Currently our research team has pulled out the co-occurrence of drug names and adverse events from over 600,000 discharge summaries to see if certain drug names disproportionately co-occur with certain adverse events (AE) terms. Each drug-AE pair has a co-occurrence matrix and each co-occurrence matrix has a χ2 statistic and p-value associated with it.

Co-occurrence matrix

Drug present | Drug absent | |
---|---|---|

Adverse event present | D+ve, AE+ve | D-ve, AE+ve |

Adverse event absent | D+ve, AE-ve | D-ve, AE-ve |

To further identify meaningful drug-ae pairs we’d like to implement the volume test adjustment followed by the p-value plot that was mentioned in the above paper.

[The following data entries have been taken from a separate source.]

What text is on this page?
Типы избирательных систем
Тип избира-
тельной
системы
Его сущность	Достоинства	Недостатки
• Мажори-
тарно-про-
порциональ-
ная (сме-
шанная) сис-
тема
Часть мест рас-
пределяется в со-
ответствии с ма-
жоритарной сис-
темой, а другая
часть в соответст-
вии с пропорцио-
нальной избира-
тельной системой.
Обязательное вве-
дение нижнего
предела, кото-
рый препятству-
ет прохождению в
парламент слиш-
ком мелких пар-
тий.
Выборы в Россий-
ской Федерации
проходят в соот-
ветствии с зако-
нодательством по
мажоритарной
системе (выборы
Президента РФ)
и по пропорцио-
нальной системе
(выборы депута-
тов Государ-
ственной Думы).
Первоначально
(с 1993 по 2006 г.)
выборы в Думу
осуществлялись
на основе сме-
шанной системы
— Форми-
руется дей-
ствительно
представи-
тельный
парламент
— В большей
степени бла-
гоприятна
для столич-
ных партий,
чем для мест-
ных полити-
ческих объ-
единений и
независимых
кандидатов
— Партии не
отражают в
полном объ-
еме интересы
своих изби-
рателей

However, we are not sure if the volume test adjustment ε(χ2) is the same as p in the plot of (1- p, Np) “where p is the adjusted p-value from the volume test and Np is the number of test statistics with a p-value greater than p”. If not, how can we derive the adjusted p value after calculating ε(χ2)?

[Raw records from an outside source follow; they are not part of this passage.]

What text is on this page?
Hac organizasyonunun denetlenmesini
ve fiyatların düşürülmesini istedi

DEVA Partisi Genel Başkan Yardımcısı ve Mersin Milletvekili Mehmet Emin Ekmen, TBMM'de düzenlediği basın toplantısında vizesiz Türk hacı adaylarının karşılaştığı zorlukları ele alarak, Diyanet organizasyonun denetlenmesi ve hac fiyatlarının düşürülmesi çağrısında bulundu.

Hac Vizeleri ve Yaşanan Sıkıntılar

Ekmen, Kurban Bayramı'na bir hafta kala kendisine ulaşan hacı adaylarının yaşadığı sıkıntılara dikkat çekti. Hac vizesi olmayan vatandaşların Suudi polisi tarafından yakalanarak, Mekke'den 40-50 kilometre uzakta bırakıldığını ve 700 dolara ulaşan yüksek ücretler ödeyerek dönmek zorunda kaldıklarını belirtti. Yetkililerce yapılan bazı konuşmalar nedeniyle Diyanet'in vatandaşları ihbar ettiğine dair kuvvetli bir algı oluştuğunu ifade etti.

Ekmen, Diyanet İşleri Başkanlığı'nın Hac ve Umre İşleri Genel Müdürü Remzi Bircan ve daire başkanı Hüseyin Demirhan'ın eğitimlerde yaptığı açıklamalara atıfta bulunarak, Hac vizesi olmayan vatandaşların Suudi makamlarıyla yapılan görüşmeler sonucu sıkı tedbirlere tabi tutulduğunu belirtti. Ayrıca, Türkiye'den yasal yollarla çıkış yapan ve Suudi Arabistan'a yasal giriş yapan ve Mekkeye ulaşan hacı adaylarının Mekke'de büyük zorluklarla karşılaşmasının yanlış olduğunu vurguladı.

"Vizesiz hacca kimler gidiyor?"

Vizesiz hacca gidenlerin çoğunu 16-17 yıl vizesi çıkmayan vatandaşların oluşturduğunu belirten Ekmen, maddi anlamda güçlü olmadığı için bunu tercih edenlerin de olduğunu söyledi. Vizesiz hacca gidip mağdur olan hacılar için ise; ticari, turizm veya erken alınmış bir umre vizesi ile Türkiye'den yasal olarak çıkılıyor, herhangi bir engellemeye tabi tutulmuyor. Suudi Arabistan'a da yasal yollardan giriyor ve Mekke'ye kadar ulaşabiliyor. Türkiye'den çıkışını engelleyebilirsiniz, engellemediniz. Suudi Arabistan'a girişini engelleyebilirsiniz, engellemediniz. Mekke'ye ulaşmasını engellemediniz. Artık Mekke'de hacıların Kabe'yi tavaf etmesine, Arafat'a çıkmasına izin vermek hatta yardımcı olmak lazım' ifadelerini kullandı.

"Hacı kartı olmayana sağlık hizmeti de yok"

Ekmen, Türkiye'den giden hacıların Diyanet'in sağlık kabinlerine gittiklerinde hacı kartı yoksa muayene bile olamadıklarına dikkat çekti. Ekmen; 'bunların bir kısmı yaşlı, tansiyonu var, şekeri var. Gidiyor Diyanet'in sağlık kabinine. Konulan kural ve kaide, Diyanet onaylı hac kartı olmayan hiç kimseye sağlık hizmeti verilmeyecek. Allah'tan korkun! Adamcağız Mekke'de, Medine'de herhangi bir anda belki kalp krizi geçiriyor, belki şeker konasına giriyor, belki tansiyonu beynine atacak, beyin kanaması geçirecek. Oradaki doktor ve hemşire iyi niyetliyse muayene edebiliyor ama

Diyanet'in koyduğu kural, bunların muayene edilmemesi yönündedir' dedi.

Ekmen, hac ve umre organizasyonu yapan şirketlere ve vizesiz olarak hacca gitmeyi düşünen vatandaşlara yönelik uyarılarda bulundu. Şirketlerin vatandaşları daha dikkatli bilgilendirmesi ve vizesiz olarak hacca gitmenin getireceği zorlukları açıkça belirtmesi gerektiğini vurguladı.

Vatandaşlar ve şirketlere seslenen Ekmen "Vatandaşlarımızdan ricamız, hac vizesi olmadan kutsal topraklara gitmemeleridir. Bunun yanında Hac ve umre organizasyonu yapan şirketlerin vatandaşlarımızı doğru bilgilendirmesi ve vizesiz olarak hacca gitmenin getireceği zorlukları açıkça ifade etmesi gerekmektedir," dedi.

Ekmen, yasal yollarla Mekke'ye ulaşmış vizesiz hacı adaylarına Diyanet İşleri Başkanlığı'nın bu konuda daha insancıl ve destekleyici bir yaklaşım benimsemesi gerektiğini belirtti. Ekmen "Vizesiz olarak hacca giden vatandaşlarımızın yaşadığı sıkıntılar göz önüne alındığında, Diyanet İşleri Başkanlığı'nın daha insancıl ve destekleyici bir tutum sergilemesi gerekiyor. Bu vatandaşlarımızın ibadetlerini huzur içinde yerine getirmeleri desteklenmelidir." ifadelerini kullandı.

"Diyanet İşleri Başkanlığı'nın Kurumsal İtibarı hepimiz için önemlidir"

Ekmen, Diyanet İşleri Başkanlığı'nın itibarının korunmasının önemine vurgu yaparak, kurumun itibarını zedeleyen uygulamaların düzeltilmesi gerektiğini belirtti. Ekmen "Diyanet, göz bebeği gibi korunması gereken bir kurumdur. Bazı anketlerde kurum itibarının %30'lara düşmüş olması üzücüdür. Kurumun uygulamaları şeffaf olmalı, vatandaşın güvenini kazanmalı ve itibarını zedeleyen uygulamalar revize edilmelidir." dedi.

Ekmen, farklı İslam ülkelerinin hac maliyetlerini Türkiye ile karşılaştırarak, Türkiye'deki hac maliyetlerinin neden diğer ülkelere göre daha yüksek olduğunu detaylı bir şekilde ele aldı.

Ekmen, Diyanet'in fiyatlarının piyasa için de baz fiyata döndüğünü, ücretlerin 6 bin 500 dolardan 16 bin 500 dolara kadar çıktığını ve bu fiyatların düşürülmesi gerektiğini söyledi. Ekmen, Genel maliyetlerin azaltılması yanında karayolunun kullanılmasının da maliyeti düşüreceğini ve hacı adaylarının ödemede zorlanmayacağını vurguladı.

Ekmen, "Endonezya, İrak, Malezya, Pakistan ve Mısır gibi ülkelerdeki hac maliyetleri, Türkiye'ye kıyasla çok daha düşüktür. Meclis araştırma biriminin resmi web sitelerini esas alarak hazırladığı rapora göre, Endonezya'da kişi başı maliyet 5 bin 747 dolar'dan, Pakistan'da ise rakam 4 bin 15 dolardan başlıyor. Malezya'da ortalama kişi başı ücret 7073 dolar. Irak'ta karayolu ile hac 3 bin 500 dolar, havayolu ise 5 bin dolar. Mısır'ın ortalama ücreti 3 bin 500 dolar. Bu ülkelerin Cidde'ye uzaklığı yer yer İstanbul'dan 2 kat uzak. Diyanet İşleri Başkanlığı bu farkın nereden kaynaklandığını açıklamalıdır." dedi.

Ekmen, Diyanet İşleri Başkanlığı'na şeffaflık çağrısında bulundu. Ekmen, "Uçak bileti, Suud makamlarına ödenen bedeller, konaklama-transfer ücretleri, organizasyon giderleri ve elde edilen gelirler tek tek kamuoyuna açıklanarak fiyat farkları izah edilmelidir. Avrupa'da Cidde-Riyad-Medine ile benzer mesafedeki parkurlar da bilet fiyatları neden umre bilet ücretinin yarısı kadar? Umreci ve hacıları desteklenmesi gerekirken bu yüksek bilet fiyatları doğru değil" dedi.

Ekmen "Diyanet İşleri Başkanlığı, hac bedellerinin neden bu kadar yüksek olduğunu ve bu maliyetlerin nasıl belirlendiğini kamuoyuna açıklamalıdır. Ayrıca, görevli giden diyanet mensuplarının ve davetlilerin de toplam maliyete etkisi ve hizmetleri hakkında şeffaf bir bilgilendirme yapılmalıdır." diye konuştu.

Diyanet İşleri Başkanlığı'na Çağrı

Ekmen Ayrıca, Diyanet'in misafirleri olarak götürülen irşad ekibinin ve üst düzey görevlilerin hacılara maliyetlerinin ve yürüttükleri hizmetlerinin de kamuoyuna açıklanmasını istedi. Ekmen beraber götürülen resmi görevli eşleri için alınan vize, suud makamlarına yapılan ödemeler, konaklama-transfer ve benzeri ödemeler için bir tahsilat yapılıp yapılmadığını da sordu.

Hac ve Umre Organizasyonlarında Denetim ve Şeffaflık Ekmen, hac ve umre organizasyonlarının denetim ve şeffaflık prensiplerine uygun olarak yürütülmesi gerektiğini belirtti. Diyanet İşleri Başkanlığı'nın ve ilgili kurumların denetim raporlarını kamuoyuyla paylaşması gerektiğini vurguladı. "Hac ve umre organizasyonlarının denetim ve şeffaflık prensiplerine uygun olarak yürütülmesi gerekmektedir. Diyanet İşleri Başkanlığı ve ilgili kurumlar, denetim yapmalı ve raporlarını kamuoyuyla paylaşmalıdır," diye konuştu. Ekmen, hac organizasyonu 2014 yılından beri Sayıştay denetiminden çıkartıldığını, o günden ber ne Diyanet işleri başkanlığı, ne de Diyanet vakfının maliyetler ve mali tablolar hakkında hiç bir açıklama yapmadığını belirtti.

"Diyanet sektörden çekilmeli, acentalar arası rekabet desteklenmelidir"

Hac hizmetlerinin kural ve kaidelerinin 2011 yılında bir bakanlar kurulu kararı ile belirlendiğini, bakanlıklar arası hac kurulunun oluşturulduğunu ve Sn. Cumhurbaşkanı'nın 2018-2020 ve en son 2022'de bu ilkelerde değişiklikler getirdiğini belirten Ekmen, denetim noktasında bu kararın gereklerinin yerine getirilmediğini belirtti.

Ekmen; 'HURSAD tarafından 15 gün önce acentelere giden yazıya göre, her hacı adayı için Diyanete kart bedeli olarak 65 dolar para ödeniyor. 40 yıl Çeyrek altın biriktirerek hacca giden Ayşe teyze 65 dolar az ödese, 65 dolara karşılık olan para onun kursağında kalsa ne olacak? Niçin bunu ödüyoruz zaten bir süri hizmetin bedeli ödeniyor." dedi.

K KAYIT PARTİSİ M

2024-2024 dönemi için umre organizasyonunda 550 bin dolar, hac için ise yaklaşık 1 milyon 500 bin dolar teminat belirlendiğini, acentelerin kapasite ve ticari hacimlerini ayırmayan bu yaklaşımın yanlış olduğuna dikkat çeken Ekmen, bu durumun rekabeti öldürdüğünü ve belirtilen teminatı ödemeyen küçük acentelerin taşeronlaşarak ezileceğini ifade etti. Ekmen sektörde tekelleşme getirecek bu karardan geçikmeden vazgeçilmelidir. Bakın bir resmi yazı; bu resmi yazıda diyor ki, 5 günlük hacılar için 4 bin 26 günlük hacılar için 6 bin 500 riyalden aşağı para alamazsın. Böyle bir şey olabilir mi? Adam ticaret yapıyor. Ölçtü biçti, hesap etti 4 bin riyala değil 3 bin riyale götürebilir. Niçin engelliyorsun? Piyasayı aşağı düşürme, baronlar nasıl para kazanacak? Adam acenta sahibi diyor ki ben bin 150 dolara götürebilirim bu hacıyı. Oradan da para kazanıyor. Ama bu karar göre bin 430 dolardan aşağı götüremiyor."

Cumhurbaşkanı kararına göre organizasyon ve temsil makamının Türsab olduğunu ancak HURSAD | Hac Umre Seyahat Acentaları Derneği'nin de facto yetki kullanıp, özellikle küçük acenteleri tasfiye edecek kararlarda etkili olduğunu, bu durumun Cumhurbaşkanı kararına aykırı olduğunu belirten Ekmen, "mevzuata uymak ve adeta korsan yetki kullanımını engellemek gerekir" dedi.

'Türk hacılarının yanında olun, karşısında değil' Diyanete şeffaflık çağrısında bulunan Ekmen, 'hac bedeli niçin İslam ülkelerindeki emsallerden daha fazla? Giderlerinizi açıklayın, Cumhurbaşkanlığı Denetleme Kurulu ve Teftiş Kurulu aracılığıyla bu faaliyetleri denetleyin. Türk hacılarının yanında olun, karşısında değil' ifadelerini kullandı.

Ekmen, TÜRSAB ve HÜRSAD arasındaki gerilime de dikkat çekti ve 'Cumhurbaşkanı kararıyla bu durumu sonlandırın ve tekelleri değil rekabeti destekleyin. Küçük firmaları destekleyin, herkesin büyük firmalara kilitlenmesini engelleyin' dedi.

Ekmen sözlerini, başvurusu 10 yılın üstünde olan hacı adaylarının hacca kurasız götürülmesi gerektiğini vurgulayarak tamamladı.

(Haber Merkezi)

The volume adjustment approach requires dividing the χ2 statistic by the number of observations (n). In our case, n is very large (>600,000) and this leads to very small χ2 values, and correspondingly very large p-values.

Another question we have is whether the volume test adjustment is suitable for the scenario we have just described, and whether we should use the conditional and fixed margin volume tests instead.

Thanks in advance

Hui Xing